AFTER a decade saying climate change was the greatest danger to the reef to justify killing coal, the Queensland Labor government now focuses on farm run-off to justify attacks on farmers.

I recently called on both the Premier and the Prime Minister to withdraw funds from the Reef 2050 Water Quality program and use the money to support the farmers trying to rebuild the Queensland economy. I was surprised to get a letter from the Premier saying run-off was one of the greatest threats to the reef when we have been told for years the biggest threats all came from climate change caused by coal mining, including warmer seas, higher sea levels, acidic oceans, and (first more and then fewer, but more intense) cyclones. They have changed the scientific “consensus” story because they need to pivot and start attacking a different part of the community.

Premier Annastacia Palaszczuk, in her letter rejecting calls to redirect Reef 2050 funding, said the “Queensland Government accepts the established scientific consensus that land run-off is one of the greatest threats to the GBR”. But last week in Mackay, I met with leading reef scientist, Dr Peter Ridd, who not only rejected the notion of science by consensus but also refuted claims about run-off affecting the reef.

“My group took more measurements of sediment on the reef than any other group, put together, it does not get out to the reef, except for once or twice every decade or so,” Dr Ridd said. “They claim that the fertiliser causes Crown of Thorns starfish outbreaks, but a lot of this evidence is highly dubious. The most distant reefs, which are the Swains Reefs, which are a couple of hundred kilometres off here, that’s the area where there has been the most persistent Crown of Thorns starfish outbreak yet it’s the furthest away from the affected run-off. And in Western Australia, where there is no agriculture, there are Crown of Thorns outbreaks.

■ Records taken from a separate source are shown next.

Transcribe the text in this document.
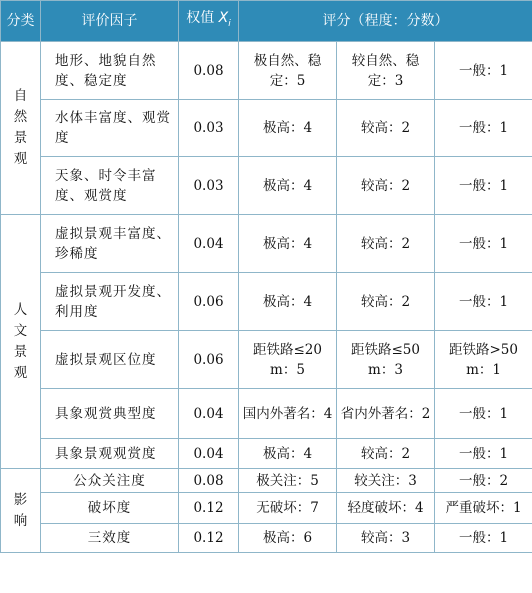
分类	评价因子	权值 $X_i$	评分（程度：分数）		

自
然
景
观	地形、地貌自然度、稳定度	0.08	极自然、稳定：5	较自然、稳定：3	一般：1
	水体丰富度、观赏度	0.03	极高：4	较高：2	一般：1
	天象、时令丰富度、观赏度	0.03	极高：4	较高：2	一般：1

人
文
景
观	虚拟景观丰富度、珍稀度	0.04	极高：4	较高：2	一般：1
	虚拟景观开发度、利用度	0.06	极高：4	较高：2	一般：1
	虚拟景观区位度	0.06	距铁路≤20 m：5	距铁路≤50 m：3	距铁路>50 m：1
	具象观赏典型度	0.04	国内外著名：4	省内外著名：2	一般：1
	具象景观观赏度	0.04	极高：4	较高：2	一般：1

影
响	公众关注度	0.08	极关注：5	较关注：3	一般：2
	破坏度	0.12	无破坏：7	轻度破坏：4	严重破坏：1
	三效度	0.12	极高：6	较高：3	一般：1
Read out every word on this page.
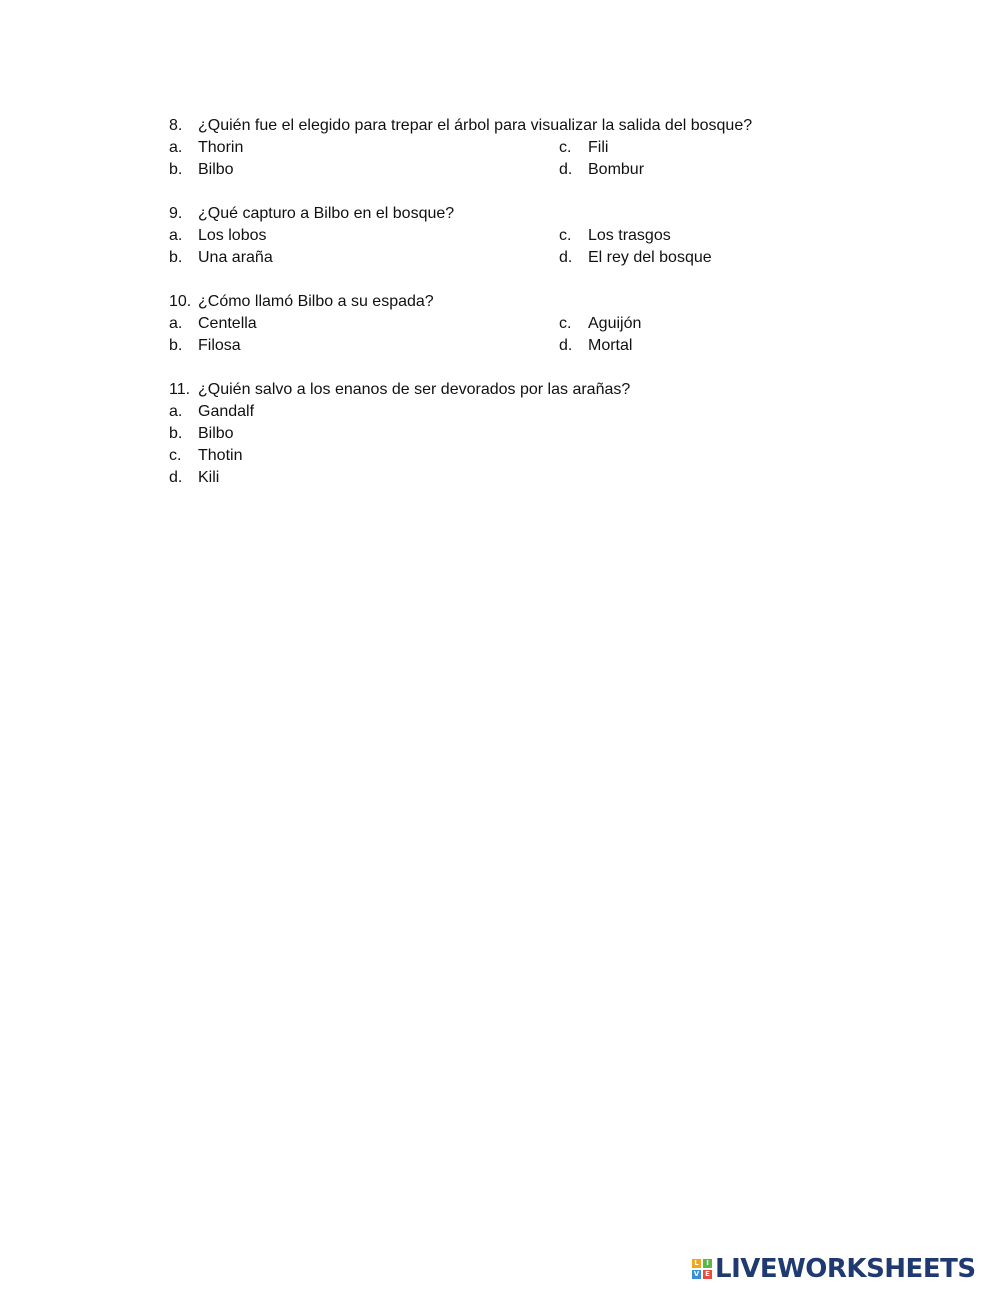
8. ¿Quién fue el elegido para trepar el árbol para visualizar la salida del bosque?
a. Thorin	c. Fili
b. Bilbo	d. Bombur
9. ¿Qué capturo a Bilbo en el bosque?
a. Los lobos	c. Los trasgos
b. Una araña	d. El rey del bosque
10. ¿Cómo llamó Bilbo a su espada?
a. Centella	c. Aguijón
b. Filosa	d. Mortal
11. ¿Quién salvo a los enanos de ser devorados por las arañas?
a. Gandalf
b. Bilbo
c. Thotin
d. Kili
L	I
V E LIVEWORKSHEETS
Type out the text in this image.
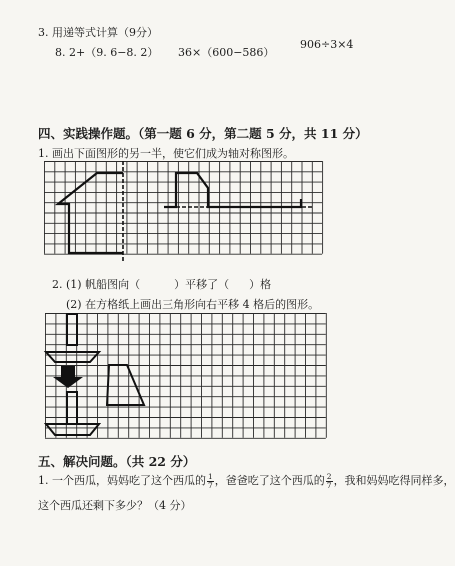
3. 用递等式计算（9分）
8. 2+（9. 6−8. 2） 36×（600−586）
906÷3×4
四、实践操作题。（第一题 6 分，第二题 5 分，共 11 分）
1. 画出下面图形的另一半，使它们成为轴对称图形。
2. (1) 帆船图向（	）平移了（ ）格
(2) 在方格纸上画出三角形向右平移 4 格后的图形。
五、解决问题。（共 22 分）
1. 一个西瓜，妈妈吃了这个西瓜的 $\frac{1}{7}$ ，爸爸吃了这个西瓜的 $\frac{2}{7}$ ，我和妈妈吃得同样多，
这个西瓜还剩下多少？（4 分）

So this idea that the run-off is killing the reef is just completely ridiculous and, actually, when you look at the data, the coral growth rates have not changed in the last 400 years. We know that because coral grows like tree rings and you can drill holes in them and you can go back with these really great big corals you can find out what they were doing many hundreds of years ago. There has been no change in growth rates since agriculture started on this coast. If farmers were putting all this poison into the water, the growth rate should reduce. They’re not reducing.”

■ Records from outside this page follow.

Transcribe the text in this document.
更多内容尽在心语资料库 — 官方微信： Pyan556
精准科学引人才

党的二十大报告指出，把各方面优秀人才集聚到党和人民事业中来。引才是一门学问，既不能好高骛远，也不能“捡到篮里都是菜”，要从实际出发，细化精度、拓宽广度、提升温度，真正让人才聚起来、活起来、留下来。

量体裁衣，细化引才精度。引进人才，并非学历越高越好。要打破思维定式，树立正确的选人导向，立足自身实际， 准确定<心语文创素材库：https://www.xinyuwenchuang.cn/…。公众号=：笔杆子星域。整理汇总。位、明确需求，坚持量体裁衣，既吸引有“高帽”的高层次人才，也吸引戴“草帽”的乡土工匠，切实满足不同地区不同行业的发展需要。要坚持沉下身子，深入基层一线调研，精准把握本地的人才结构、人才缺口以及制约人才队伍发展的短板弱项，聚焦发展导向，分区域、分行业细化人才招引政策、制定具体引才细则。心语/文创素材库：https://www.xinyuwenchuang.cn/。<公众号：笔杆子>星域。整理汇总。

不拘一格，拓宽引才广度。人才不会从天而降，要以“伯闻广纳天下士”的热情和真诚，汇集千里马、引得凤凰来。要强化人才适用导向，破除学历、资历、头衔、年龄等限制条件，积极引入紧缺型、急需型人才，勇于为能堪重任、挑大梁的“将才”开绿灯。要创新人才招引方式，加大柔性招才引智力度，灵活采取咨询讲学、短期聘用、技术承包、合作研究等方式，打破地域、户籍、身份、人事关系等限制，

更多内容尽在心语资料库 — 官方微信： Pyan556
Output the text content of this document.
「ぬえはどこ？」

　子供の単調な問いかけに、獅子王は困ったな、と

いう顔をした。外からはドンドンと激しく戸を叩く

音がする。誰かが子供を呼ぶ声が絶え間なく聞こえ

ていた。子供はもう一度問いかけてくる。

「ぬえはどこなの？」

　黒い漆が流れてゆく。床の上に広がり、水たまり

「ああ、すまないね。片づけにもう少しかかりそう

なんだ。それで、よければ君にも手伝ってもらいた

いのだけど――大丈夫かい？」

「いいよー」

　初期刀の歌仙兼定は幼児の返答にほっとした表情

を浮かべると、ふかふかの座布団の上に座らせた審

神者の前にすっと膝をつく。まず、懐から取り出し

By diverting money to fight an ideological war against a problem that doesn’t exist, the focus was shifted from the real environmental threats faced by farmers and the wider community. The major parties, at both levels of government, are spending taxpayer money on this ideological attack on farmers when they could be funding the fight against real environmental threats such as Giant Rat’s Tail Grass and lantana.

We have a wide variety of feral animals and noxious weeds having a direct impact on the environment, on farmers, production, and our economy, but it seems the socialist agenda of demonising farmers is the vote winner in the south-east corner. The majority of the population and votes is in the south-east corner where people are very insulated from the real world and the economies that drive the state. But if, heaven forbid, the socialist agenda was ultimately successful, there would be no mining royalties to build their tunnels, there would be no food on their tables, and there would be no clothes in their walk-in-robes.

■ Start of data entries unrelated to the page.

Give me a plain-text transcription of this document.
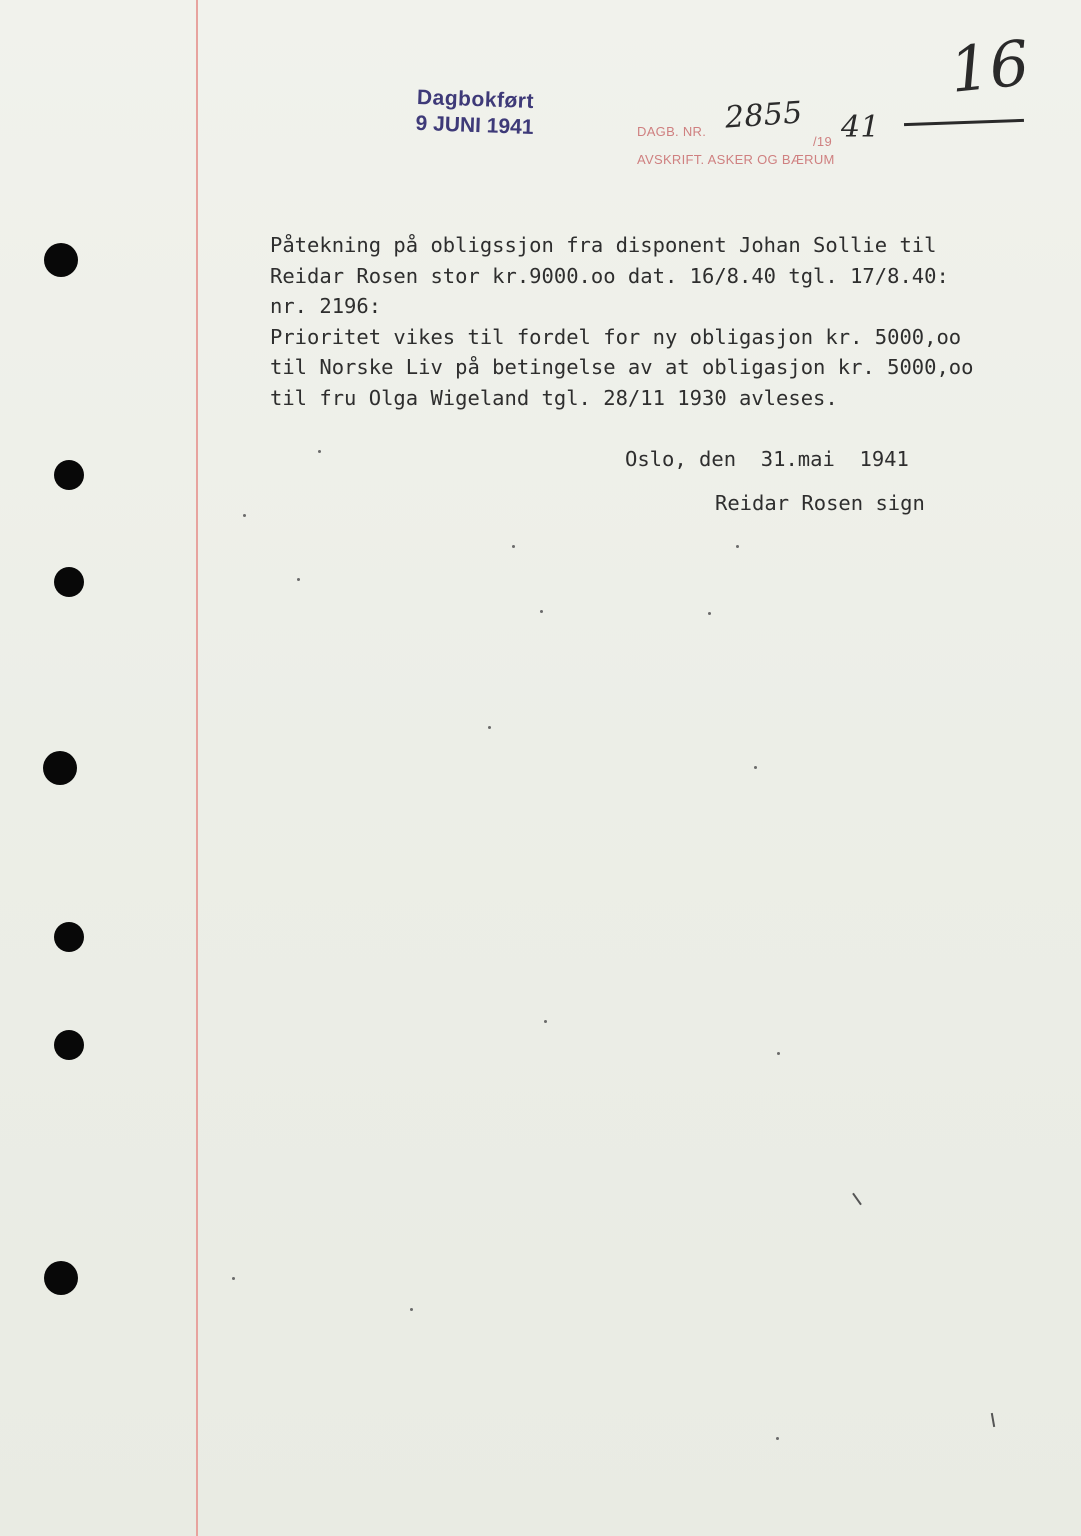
Dagbokført
9 JUNI 1941	DAGB. NR. 2855
/19 41
AVSKRIFT. ASKER OG BÆRUM
16
Påtekning på obligssjon fra disponent Johan Sollie til
Reidar Rosen stor kr.9000.oo dat. 16/8.40 tgl. 17/8.40:
nr. 2196:
Prioritet vikes til fordel for ny obligasjon kr. 5000,oo
til Norske Liv på betingelse av at obligasjon kr. 5000,oo
til fru Olga Wigeland tgl. 28/11 1930 avleses.
Oslo, den  31.mai  1941
Reidar Rosen sign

Fast-tracking Central Queensland coal mines is the quickest and easiest way for Australia to fight its way out of the recession. The Federal Government conceded last week that Australia had entered its first recession in 29 years, on the back of a summer of bushfires and the pandemic shutdown.

There’s only one way to create large-scale employment in this recession, and that’s to open up big new coal mines at the double. We need development on steroids, and that means immediately approving those six stalled mine applications in the Galilee Basin.

It also means annihilating all those bogus bureaucratic barriers that have delayed approvals by as much as eight years.  Any left-wing activists who stand in the way of these thousands of jobs must be shown to be boulders in the road to economic progress.

Official Gross Domestic Product figures released last week show that Australia’s Economy shrank by 0.3 per cent in the March Quarter. GDP is the total value of all goods and services Australia produces. Queenslanders don’t need to hear the official figures to know that the country is in recession. We already have locally some of the highest employment in Australia. Bushfires, drought and COVID-19 were the main causes, other than mine layoffs over recent years. But some export mineral prices are right at the top of the cycle. Failure to act now to open up these mines would be economic betrayal.

There are two key parts to the economy: export and domestic. One Nation is already taking the State Government to the High Court, to open up borders with the rest of Australia. And that will take care of the domestic part of our economy – however late. Opening up mines will take care of exports. Pauline Hanson seems to be the only leader in Australia with a handle on what local developments mean to jobs.